Frank Bowman is the Floyd R. Gibson Missouri Endowed Professor of Law at the University of Missouri and an expert on the impeachment of U.S. presidents and others.
In an interview with Law&Crime, he noted that this particular flight of fancy is nothing new and basically never going to happen.
“It’s been proposed many times–including the last time,” Bowman said. “As much as I’d like to see Trump impeached, convicted and disqualified, I think a secret ballot is counter to the idea of impeachment.”
Multiple legal experts also made clear that impeachment in the Senate is not actually a legal trial that relies on the same content as criminal trials–even though doing things in the form of a trial might call to mind certain legal standards.
“It’s a decidedly political judgment where members of the legislative branch reach public conclusions about the fitness of a president or other federal officer,” Bowman said. “The constraints on it are themselves political. That is to say, people ought to know how their elected representatives voted.”
Likening an impeachment tribunal to a criminal trial–and the concomitant suggestion that both sets of people trying such cases are or should be treated the same or similar–was specifically called out as inappropriate.
“A criminal defendant has the right to poll a jury at the end of a criminal case, when the verdict is announced, requiring each member to publicly affirm their vote,” Florida State University College of Law Michael Morley told Law&Crime.
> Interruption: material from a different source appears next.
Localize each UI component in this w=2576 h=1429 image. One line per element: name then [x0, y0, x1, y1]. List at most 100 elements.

“A jury is not comprised of publicly elected officials, so its deliberations should be private,” Mazo added. “Also, a jury tries criminals and puts people in jail. There is a reason for the deliberations to be private. But impeachment is not a criminal trial. It is a public affair called for by the Constitution that provides a vehicle for Congress to hold our country’s chief executive accountable for his actions.”
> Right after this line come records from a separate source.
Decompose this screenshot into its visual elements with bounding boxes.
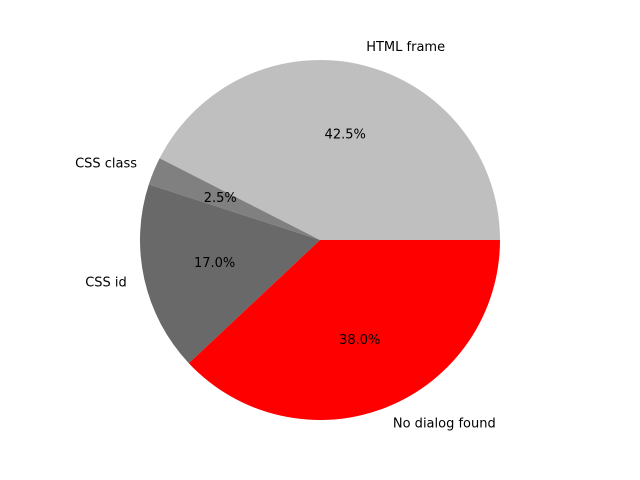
- pie-pct-label-css-class: 2.5%: [204, 191, 237, 206]
- pie-slice-css-id: [140, 184, 320, 364]
- pie-pct-label-no-dialog-found: 38.0%: [339, 333, 380, 348]
- pie-pct-label-html-frame: 42.5%: [325, 127, 366, 142]
- pie-pct-label-css-id: 17.0%: [194, 256, 235, 271]
- pie-labels: 42.5% HTML frame 2.5% CSS class 17.0% CSS id 3…: [75, 40, 496, 432]
- pie-slices: [140, 59, 501, 421]
- pie-category-label-html-frame: HTML frame: [366, 40, 445, 55]
- pie-category-label-css-id: CSS id: [85, 276, 127, 291]
- pie-category-label-css-class: CSS class: [75, 157, 137, 172]
- pie-slice-no-dialog-found: [188, 240, 500, 421]
- pie-category-label-no-dialog-found: No dialog found: [393, 417, 496, 432]
- pie-slice-css-class: [148, 158, 320, 240]
- pie-slice-html-frame: [159, 59, 501, 240]
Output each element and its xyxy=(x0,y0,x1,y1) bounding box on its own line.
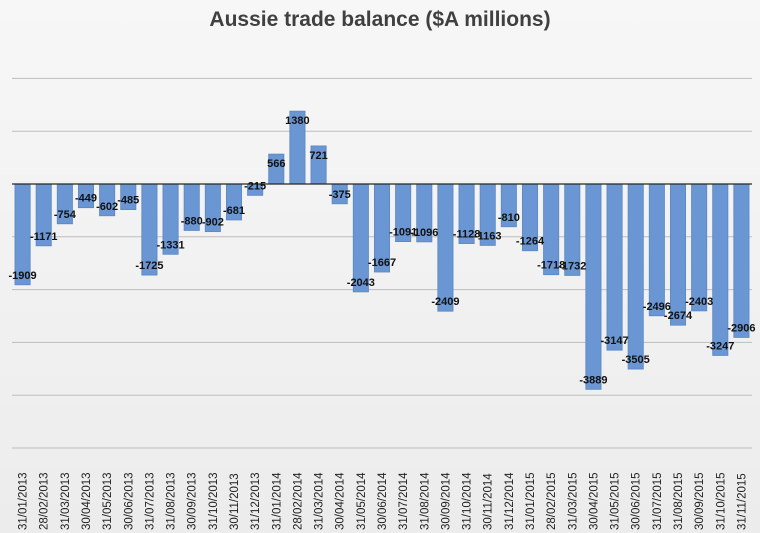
bar xyxy=(691,183,708,312)
x-tick-label: 31/10/2013 xyxy=(208,472,220,530)
data-label: -449 xyxy=(75,193,97,205)
x-tick-label: 31/07/2013 xyxy=(144,472,156,530)
x-tick-label: 31/10/2014 xyxy=(462,472,474,530)
x-tick-label: 31/05/2013 xyxy=(102,472,114,530)
bar xyxy=(627,183,644,370)
bar xyxy=(733,183,750,338)
x-tick-label: 31/08/2013 xyxy=(166,472,178,530)
bar xyxy=(669,183,687,326)
data-label: -3505 xyxy=(622,354,650,366)
x-tick-label: 31/01/2013 xyxy=(18,472,30,530)
x-tick-label: 31/05/2015 xyxy=(610,472,622,530)
data-label: -485 xyxy=(117,195,139,207)
data-label: -3889 xyxy=(579,374,607,386)
x-tick-label: 30/06/2013 xyxy=(123,472,135,530)
x-tick-label: 31/03/2014 xyxy=(314,472,326,530)
x-tick-label: 31/10/2015 xyxy=(715,472,727,530)
x-tick-label: 30/11/2014 xyxy=(483,473,495,530)
data-label: -3147 xyxy=(601,335,629,347)
data-label: -1163 xyxy=(474,230,502,242)
x-tick-label: 30/06/2014 xyxy=(377,472,389,530)
chart-title: Aussie trade balance ($A millions) xyxy=(209,8,551,31)
x-tick-label: 30/04/2013 xyxy=(81,472,93,530)
data-label: -681 xyxy=(223,205,245,217)
x-tick-label: 30/11/2013 xyxy=(229,473,241,530)
data-label: -1667 xyxy=(368,257,396,269)
x-tick-label: 30/06/2015 xyxy=(631,472,643,530)
bar xyxy=(585,183,602,390)
data-label: -215 xyxy=(244,180,266,192)
data-label: -1725 xyxy=(135,260,163,272)
x-tick-label: 30/04/2015 xyxy=(588,472,600,530)
data-label: -2403 xyxy=(685,296,713,308)
x-tick-label: 31/08/2015 xyxy=(673,472,685,530)
x-tick-label: 31/01/2015 xyxy=(525,472,537,530)
data-label: -2409 xyxy=(431,296,459,308)
x-tick-label: 31/01/2014 xyxy=(271,472,283,530)
bar xyxy=(648,183,665,317)
x-tick-label: 30/09/2015 xyxy=(694,472,706,530)
x-tick-label: 31/03/2015 xyxy=(567,472,579,530)
data-label: -754 xyxy=(54,209,77,221)
data-label: -1718 xyxy=(537,260,565,272)
x-tick-label: 30/04/2014 xyxy=(335,472,347,530)
x-tick-label: 31/12/2013 xyxy=(250,472,262,530)
x-tick-label: 31/07/2014 xyxy=(398,472,410,530)
data-label: -602 xyxy=(96,201,118,213)
data-label: -2496 xyxy=(643,301,671,313)
x-tick-label: 31/03/2013 xyxy=(60,472,72,530)
x-tick-label: 31/12/2014 xyxy=(504,472,516,530)
x-tick-label: 28/02/2013 xyxy=(39,472,51,530)
bar xyxy=(712,183,729,356)
data-label: -1171 xyxy=(30,231,58,243)
x-tick-label: 28/02/2014 xyxy=(292,472,304,530)
data-label: -375 xyxy=(329,189,351,201)
bar xyxy=(606,183,623,351)
x-tick-label: 31/08/2014 xyxy=(419,472,431,530)
data-label: -3247 xyxy=(706,340,734,352)
x-tick-label: 28/02/2015 xyxy=(546,472,558,530)
bar xyxy=(352,183,369,293)
data-label: -2043 xyxy=(347,277,375,289)
data-label: -1091 xyxy=(389,227,417,239)
data-label: -2674 xyxy=(664,310,693,322)
data-label: -1732 xyxy=(558,260,586,272)
data-label: -902 xyxy=(202,217,224,229)
x-tick-label: 30/09/2013 xyxy=(187,472,199,530)
data-label: -880 xyxy=(181,215,203,227)
data-label: -1331 xyxy=(157,239,185,251)
data-label: -2906 xyxy=(727,322,755,334)
data-label: -810 xyxy=(498,212,520,224)
data-label: 721 xyxy=(309,150,327,162)
bar xyxy=(437,183,454,312)
x-tick-label: 31/05/2014 xyxy=(356,472,368,530)
x-tick-label: 31/11/2015 xyxy=(736,473,748,530)
data-label: -1264 xyxy=(516,236,545,248)
data-label: -1909 xyxy=(9,270,37,282)
x-tick-label: 30/09/2014 xyxy=(440,472,452,530)
x-tick-label: 31/07/2015 xyxy=(652,472,664,530)
data-label: 566 xyxy=(267,158,285,170)
data-label: -1128 xyxy=(453,229,481,241)
data-label: 1380 xyxy=(285,115,309,127)
data-label: -1096 xyxy=(410,227,438,239)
Key to such an important—and potentially earth-shattering—guilt or innocence determination is that sunlight be maintained throughout.
“In any event, allowing Senators to keep votes on important issues secret — including in a removal or disqualification trial — is contrary not only to longstanding congressional practice, but basic norms of democratic accountability and informed public oversight of governmental functioning,” Morley said.
Ultimately, the long term damage caused by such a set of secret procedures on the basic implements and functions of the U.S. system means the proposal is little more than a bridge back to the past, legal experts cautioned.
“That strikes me as a very poor idea,” University of Buffalo School of Law Professor James Gardner told Law&Crime. “Impeachment of a president is the quintessential public act. I don’t think even a secret vote would be acceptable under the circumstances, much less an entirely secret proceeding, like some kind of Star Chamber prosecution.”
As far as fear of Trump and his supporters might be motivating some Republican senators, well, that’s the price they’ll have to pay for being part of the same party.
“Voting against this president by Republicans is tantamount to political suicide and may involve some risk of physical harm,” Bowman conceded, but said that this state of affairs simply wasn’t enough to justify a wholesale departure from transparent proceedings. “I don’t think this is at all consistent with how impeachments are designed and what they are for.”
“I actually think it would be quite bad, in general, to allow elected representatives to reach these decisions in secret without having some kind of accountability,” he continued. “There’s no other vote legislators can take in secret–nor should there be.”